Management

When should you reduce your sinking fund levies?

A good sinking fund forecast gives a body corporate confidence to plan its capital expenditure over time knowing that the funds will be there when items need to be repaired or replaced.

However, there are times when the sinking fund itself can get so large it might be inappropriate to keep the levies at a level. Sinking fund forecasts are rarely followed to the letter and items will get deferred until the committee feels the work is really needed; fluctuations in price of materials will also affect the accuracy of predictions made three, four or five years ago; and sometimes levies are set at a level to allow for a large expenditure at a point and are then maintained at that level after the work is complete.

Any of these can lead to a large, cash rich, sinking fund with low anticipated expenditure in the short and medium term. At what point is it appropriate for the committee to reduce levies and to what extent should it be considered?

The setting of sinking fund levies can seem like a simple matter. However, adopting too low a figure might create problems in the future including the need to raise special levies. If too high, then the levies might reach a level that prove unattractive to potential investors while the body corporate sits on a fund that simply accrues interest.

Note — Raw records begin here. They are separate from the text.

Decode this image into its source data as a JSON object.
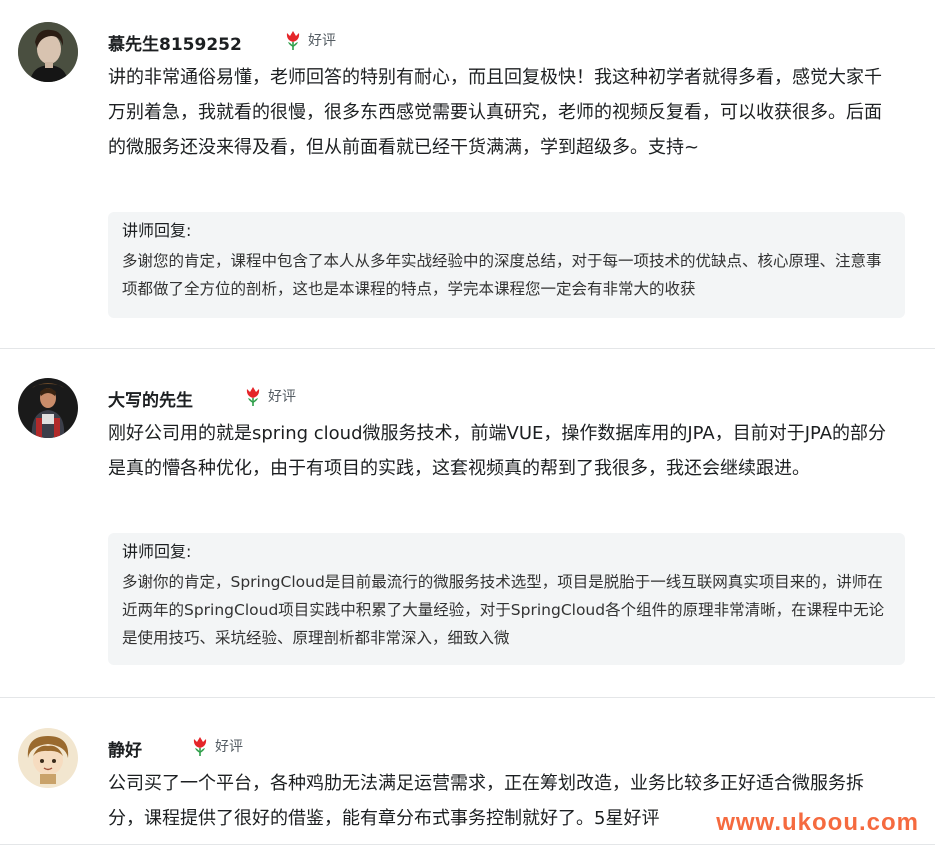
{
  "reviews": [
    {
      "avatar": "user-avatar-man-portrait",
      "name": "慕先生8159252",
      "rating_icon": "flower-icon",
      "rating_label": "好评",
      "content": "讲的非常通俗易懂，老师回答的特别有耐心，而且回复极快！我这种初学者就得多看，感觉大家千万别着急，我就看的很慢，很多东西感觉需要认真研究，老师的视频反复看，可以收获很多。后面的微服务还没来得及看，但从前面看就已经干货满满，学到超级多。支持~",
      "reply_label": "讲师回复:",
      "reply_text": "多谢您的肯定，课程中包含了本人从多年实战经验中的深度总结，对于每一项技术的优缺点、核心原理、注意事项都做了全方位的剖析，这也是本课程的特点，学完本课程您一定会有非常大的收获"
    },
    {
      "avatar": "user-avatar-character",
      "name": "大写的先生",
      "rating_icon": "flower-icon",
      "rating_label": "好评",
      "content": "刚好公司用的就是spring cloud微服务技术，前端VUE，操作数据库用的JPA，目前对于JPA的部分是真的懵各种优化，由于有项目的实践，这套视频真的帮到了我很多，我还会继续跟进。",
      "reply_label": "讲师回复:",
      "reply_text": "多谢你的肯定，SpringCloud是目前最流行的微服务技术选型，项目是脱胎于一线互联网真实项目来的，讲师在近两年的SpringCloud项目实践中积累了大量经验，对于SpringCloud各个组件的原理非常清晰，在课程中无论是使用技巧、采坑经验、原理剖析都非常深入，细致入微"
    },
    {
      "avatar": "user-avatar-cartoon",
      "name": "静好",
      "rating_icon": "flower-icon",
      "rating_label": "好评",
      "content": "公司买了一个平台，各种鸡肋无法满足运营需求，正在筹划改造，业务比较多正好适合微服务拆分，课程提供了很好的借鉴，能有章分布式事务控制就好了。5星好评"
    }
  ],
  "watermark": "www.ukoou.com",
  "colors": {
    "accent_flower": "#e5262a",
    "reply_bg": "#f3f5f6",
    "divider": "#e4e6e8",
    "watermark": "#f4511e"
  }
}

The setting of the levy in the sinking fund forecast must take into account:

1) Anticipated and provisional expenditure

2) The nature of the building

3) The age of the building

4) Recent work

5) Changing costs of work and materials

The person who prepares the sinking fund forecast will make a recommendation but this is open for discussion and the approval of the committee. Each building is different and there is no magic number at which to set the levy. Over time the committee, with the advice of experts will get a feel for the level of funds required.

The other side of the levy setting coin is the reaction of lot owners. As much as they will be delighted with a 30% decrease in one year, they might not be so pleased with a 30% increase the following year (even though they will not be paying as much as the year before) if you find levies need to increase again.

It is always best to err on the side of caution and have a fall back in case of unpredicted expenses. Therefore, when it comes time to reduce the levies, it might be sensible to reduce incrementally rather than reduce too much and then have to raise again.

The most important thing to do is to engage an experienced professional to provide your sinking fund. One who is willing to engage in a conversation with the committee to ensure that you have the best and most appropriate levies set to protect all lot owners.